Kepulauan
Maluku (didalamnya termasuk Maluku dan
Maluku Utara selanjutnya disebut Kepulauan Maluku) merupakan jalur terjauh
yang pernah ditempuh oleh “petualang
dunia”. Sebagai “negeri impian”,
cerita “pala” yang didengar para
petualang Eropa dari petualang-petualang Timur membuat Eropa “bergantian” mendatangi Kepulauan Maluku.
Disebut
Kepulauan Maluku terdiri dari Pulau Ternate, Pulau Tidore, Pulau Morotai, Pulau
Halmahera, Pulau Moti, Pulau Bacan, Pulau Obi dan Pulau Sula.
Cerita
tentang pala[1] membuat
air liur “ngences” orang Eropa.
Sekantung kecil penuh sudah bisa membuat orang berkecukupan seumur hidup,
membeli rumah dengan beratap runcing di Holborn, lengkap dengan segala
kebutuhannya.[2].
Bahkan di pasar gelap Eropa, “segenggam
emas” rela ditukar dengan “sejumput
pala”.
Kata
Maluku berasal dari istilah ternate “Moloku”.

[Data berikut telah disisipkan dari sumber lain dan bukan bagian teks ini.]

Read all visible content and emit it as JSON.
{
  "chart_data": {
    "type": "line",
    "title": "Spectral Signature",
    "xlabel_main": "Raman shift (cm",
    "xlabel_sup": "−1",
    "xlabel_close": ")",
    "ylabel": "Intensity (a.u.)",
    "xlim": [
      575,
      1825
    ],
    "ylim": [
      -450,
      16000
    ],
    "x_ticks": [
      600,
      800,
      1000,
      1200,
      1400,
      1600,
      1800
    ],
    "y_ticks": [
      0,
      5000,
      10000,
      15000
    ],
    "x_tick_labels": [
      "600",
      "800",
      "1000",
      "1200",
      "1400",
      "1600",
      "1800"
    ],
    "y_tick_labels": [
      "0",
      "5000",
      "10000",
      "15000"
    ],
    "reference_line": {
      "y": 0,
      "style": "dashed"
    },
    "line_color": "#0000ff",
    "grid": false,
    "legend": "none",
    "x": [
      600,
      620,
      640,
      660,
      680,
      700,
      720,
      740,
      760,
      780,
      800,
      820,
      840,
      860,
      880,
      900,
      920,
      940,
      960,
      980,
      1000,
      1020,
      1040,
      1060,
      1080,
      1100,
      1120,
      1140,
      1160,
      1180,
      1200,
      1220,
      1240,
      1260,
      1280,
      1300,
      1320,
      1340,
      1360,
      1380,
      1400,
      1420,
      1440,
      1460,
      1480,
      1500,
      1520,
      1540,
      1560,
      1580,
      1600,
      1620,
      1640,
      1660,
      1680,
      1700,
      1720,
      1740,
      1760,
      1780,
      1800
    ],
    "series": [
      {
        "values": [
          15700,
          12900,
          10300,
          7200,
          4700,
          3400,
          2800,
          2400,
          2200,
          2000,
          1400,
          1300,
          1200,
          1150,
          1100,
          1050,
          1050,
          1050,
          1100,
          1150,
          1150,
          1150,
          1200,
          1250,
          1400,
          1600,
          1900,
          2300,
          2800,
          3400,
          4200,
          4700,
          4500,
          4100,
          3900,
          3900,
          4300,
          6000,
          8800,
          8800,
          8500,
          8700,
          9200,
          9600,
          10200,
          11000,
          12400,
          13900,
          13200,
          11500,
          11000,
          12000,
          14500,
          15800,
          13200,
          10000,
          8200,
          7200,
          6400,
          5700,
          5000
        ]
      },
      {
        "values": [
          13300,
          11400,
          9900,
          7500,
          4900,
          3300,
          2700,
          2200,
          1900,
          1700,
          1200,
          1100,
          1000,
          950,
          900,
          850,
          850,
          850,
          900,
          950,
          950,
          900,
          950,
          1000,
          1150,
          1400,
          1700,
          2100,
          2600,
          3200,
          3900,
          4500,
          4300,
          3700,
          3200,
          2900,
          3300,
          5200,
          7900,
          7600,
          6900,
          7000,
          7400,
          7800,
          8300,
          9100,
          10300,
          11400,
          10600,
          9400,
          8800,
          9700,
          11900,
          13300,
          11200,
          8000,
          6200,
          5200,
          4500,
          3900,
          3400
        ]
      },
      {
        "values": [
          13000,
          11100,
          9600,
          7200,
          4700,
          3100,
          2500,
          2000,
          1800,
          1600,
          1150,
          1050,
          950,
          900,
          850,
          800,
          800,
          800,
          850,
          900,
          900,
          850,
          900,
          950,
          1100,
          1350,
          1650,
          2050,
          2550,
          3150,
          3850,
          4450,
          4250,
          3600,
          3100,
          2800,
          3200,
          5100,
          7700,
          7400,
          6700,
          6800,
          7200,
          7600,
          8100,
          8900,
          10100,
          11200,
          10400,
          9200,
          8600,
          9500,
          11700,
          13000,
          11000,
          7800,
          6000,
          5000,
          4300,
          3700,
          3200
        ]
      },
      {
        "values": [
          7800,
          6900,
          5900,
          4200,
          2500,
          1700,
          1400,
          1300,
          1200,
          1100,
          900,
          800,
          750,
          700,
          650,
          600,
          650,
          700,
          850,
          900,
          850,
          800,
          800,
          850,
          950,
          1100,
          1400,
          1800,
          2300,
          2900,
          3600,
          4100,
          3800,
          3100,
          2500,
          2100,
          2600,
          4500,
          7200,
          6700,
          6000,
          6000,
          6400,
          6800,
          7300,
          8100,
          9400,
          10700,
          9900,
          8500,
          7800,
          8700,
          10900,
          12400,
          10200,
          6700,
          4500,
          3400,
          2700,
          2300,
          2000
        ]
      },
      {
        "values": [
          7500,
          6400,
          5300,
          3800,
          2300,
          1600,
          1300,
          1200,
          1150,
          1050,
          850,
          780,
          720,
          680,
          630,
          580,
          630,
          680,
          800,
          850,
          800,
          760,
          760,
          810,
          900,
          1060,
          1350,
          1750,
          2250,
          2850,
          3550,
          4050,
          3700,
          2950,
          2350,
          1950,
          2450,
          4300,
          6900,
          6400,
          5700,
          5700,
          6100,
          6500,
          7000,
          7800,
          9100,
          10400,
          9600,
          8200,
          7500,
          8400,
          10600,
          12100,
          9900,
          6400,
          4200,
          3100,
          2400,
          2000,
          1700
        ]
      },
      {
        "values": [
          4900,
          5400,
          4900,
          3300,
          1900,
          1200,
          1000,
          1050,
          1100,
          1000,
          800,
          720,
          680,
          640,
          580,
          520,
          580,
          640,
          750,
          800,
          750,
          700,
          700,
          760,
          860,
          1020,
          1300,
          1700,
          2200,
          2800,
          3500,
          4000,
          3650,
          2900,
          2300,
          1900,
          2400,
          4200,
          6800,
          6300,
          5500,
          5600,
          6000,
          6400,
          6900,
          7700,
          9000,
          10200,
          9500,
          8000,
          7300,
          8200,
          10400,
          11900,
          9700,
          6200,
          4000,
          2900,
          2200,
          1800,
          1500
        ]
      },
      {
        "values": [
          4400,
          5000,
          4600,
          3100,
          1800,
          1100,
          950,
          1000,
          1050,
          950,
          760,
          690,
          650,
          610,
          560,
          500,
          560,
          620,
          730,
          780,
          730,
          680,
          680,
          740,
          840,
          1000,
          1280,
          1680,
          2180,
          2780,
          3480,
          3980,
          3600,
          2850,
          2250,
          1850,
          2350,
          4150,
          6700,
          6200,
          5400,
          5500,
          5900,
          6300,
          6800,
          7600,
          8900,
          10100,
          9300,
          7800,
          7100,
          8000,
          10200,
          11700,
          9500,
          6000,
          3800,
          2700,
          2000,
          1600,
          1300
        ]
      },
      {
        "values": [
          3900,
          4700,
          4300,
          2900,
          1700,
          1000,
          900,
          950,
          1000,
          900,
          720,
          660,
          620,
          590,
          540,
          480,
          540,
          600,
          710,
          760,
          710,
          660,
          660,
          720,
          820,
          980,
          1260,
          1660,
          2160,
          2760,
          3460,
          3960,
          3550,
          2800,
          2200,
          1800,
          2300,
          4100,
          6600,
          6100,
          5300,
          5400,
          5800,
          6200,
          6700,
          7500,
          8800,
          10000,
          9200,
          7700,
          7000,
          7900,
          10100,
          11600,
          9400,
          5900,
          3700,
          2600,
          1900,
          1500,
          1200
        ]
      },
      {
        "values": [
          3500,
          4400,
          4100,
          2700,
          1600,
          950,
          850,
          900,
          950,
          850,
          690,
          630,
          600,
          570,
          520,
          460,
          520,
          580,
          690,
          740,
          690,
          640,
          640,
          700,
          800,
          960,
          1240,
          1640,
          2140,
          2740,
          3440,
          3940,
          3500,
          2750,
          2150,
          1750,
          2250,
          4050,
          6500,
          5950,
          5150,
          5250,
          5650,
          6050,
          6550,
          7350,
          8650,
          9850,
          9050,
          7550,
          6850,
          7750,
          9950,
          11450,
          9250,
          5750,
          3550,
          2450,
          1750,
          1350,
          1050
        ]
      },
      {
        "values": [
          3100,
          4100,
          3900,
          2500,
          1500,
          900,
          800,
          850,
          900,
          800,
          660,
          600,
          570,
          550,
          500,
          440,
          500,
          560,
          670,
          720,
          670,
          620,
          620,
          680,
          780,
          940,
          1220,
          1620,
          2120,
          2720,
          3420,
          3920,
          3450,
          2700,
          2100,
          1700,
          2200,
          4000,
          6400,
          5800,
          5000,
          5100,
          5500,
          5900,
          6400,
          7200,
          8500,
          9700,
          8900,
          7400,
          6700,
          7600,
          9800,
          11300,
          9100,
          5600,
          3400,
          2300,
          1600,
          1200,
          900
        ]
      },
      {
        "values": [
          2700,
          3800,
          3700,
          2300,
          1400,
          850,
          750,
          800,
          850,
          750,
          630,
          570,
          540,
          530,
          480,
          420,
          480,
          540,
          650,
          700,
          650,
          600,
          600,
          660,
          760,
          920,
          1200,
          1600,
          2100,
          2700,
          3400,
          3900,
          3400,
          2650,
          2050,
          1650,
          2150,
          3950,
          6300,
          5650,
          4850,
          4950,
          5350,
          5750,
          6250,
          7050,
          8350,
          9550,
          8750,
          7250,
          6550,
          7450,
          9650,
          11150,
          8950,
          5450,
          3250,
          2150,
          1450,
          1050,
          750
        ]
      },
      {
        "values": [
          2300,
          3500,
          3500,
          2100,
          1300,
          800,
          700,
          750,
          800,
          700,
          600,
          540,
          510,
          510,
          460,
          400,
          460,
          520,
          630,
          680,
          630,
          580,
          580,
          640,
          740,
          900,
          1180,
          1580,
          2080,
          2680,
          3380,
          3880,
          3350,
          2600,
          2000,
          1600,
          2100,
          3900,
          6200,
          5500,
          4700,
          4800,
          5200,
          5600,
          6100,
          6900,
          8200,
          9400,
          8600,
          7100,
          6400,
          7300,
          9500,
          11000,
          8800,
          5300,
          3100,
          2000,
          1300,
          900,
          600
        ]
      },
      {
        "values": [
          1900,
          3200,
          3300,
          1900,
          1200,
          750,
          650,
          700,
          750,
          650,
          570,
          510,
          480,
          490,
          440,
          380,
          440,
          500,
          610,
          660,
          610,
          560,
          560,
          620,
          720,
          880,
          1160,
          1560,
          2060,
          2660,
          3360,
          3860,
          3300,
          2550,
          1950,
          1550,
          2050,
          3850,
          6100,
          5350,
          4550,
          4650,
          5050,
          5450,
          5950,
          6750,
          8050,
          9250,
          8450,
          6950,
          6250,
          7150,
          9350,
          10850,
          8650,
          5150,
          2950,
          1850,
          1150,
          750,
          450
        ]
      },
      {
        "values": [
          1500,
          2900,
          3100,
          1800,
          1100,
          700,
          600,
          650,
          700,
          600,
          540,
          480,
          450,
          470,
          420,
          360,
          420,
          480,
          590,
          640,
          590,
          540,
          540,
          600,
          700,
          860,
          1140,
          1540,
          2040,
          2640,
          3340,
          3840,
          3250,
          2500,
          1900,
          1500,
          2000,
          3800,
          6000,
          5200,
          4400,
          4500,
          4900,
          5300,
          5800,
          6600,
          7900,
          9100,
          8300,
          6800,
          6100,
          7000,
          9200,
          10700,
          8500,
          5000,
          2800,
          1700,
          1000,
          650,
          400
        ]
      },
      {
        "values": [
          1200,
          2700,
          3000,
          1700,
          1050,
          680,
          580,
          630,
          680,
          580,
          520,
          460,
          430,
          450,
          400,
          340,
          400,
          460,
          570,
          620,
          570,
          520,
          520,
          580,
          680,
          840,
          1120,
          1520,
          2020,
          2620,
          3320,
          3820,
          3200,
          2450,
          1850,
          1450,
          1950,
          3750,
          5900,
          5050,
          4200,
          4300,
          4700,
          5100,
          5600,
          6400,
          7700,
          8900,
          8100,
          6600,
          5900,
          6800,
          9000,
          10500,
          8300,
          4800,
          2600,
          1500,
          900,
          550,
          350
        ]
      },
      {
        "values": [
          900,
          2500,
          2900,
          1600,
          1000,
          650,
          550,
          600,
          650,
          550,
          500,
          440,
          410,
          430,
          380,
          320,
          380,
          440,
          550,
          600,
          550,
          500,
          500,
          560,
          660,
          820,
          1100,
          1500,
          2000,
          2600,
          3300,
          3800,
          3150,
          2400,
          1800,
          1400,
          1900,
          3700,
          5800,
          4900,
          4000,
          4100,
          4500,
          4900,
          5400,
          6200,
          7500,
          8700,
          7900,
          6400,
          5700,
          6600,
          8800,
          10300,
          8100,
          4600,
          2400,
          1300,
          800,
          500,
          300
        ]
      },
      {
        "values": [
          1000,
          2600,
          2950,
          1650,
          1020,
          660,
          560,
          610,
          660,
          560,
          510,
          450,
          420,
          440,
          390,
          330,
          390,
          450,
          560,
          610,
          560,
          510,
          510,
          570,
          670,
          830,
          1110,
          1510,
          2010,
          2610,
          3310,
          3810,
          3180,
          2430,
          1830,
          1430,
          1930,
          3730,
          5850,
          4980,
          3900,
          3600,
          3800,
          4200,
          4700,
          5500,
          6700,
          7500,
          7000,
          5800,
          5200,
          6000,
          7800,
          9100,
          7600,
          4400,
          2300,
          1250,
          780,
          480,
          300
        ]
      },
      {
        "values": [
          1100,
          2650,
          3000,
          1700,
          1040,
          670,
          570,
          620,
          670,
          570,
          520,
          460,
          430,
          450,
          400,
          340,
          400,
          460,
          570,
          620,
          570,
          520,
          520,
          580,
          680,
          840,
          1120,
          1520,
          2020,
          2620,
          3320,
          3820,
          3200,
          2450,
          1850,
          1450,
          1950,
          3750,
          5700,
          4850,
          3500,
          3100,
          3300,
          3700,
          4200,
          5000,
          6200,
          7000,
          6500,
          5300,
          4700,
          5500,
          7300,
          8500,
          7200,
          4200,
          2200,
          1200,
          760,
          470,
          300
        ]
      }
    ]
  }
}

Yang berarti “persatuan”. Moloku
kemudian diartikan sebagai Moi moi I
Moloku”[3]. “Moi Moi I Moloku diartikan “Moloku Kie Raha” sebagai makna Persatuan
4 Gunung. Yaitu Gunung Ternate, Gunung Tidore, Gunung Moti dan Gunung Mahaean.
Namun
menurut tutur di masyarakat, kata “Maluku”
merupakan istilah yang diberikan oleh Belanda. Menurut masyarakat, “Ternate”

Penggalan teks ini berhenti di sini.